L’arte trasfigura sempre la realtà ed è perciò stesso eversiva. (Il caso Sinjavskij)

Si può diventare i primi dissidenti russi della storia inconsapevolmente, per semplice amore della letteratura. E, si badi, non di letteratura impegnata, non a causa di opere scritte con intenzioni politiche. La letteratura, infatti, è eversiva in sé stessa. Questo ci ricorda la vicenda di Andrej Sinjavskij e di Julij Daniėl’, coscritti classe ’25 che negli anni Sessanta, sulla spinta dei venti riformisti durante la leadership di Chruščëv, pubblicarono all’estero, sotto pseudonimo, romanzi e racconti.

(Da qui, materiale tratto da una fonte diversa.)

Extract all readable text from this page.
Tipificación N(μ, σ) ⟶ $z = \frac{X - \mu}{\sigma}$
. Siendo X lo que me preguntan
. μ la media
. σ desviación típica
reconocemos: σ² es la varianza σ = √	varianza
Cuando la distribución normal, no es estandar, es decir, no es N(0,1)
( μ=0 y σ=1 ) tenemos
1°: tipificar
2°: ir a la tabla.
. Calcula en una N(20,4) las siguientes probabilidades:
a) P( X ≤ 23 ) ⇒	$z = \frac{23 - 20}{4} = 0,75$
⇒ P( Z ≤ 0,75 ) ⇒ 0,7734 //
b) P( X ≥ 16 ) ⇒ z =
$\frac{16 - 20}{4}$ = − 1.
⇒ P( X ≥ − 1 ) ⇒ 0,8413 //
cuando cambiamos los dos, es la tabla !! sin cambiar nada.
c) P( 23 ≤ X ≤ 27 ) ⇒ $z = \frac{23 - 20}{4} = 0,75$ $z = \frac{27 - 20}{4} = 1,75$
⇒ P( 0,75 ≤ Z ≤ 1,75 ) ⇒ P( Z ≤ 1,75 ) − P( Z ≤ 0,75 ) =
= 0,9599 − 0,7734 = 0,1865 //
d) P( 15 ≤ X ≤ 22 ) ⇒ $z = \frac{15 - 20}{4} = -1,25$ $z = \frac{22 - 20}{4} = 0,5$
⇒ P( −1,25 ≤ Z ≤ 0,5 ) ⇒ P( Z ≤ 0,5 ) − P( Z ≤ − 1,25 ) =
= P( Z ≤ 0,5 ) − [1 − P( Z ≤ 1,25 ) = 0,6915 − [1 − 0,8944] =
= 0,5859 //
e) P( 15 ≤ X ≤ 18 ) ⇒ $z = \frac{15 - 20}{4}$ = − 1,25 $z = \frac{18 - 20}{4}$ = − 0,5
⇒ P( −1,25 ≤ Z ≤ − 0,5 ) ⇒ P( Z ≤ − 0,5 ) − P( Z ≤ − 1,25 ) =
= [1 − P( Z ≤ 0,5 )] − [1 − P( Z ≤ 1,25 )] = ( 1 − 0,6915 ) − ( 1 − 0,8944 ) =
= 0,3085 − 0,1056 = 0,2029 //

Il fatto di per sé non rappresentava reato: vennero pretestuosamente accusati di propaganda reazionaria soltanto per la loro poetica non allineata al realismo imposto dall’ideologia socialista. Il Kgb riuscì a individuarli, dopo anni di fallimentari ricerche, perché durante il funerale di Pasternak, per un breve tratto, portarono sulle spalle la bara dello scrittore: chi erano quei due, così in sintonia, così devoti alla letteratura?

Il potere impone la sua verità, magari senza nemmeno dichiararla apertamente e completamente. Chi non si adegua a tale dogma, è di per sé un eversivo. Così, il processo del ’65-’66 che li condannò, assunse il valore di un attacco alla letteratura: per la prima volta le prove del reato erano i testi degli scrittori, e non più pretesti di altra natura, come nel caso dello stesso Pasternak o, per restare in anni ancor più a ridosso del processo a Sinjavskij e Daniel’, nel caso del poeta Iosif Brodskij. Al fatidico momento della lettura della condanna, entrambi dichiararono di non riconoscersi nella sentenza. Da quel momento, si registrò ufficialmente in seno al regime che un’altra interpretazione dei fatti era possibile, esisteva.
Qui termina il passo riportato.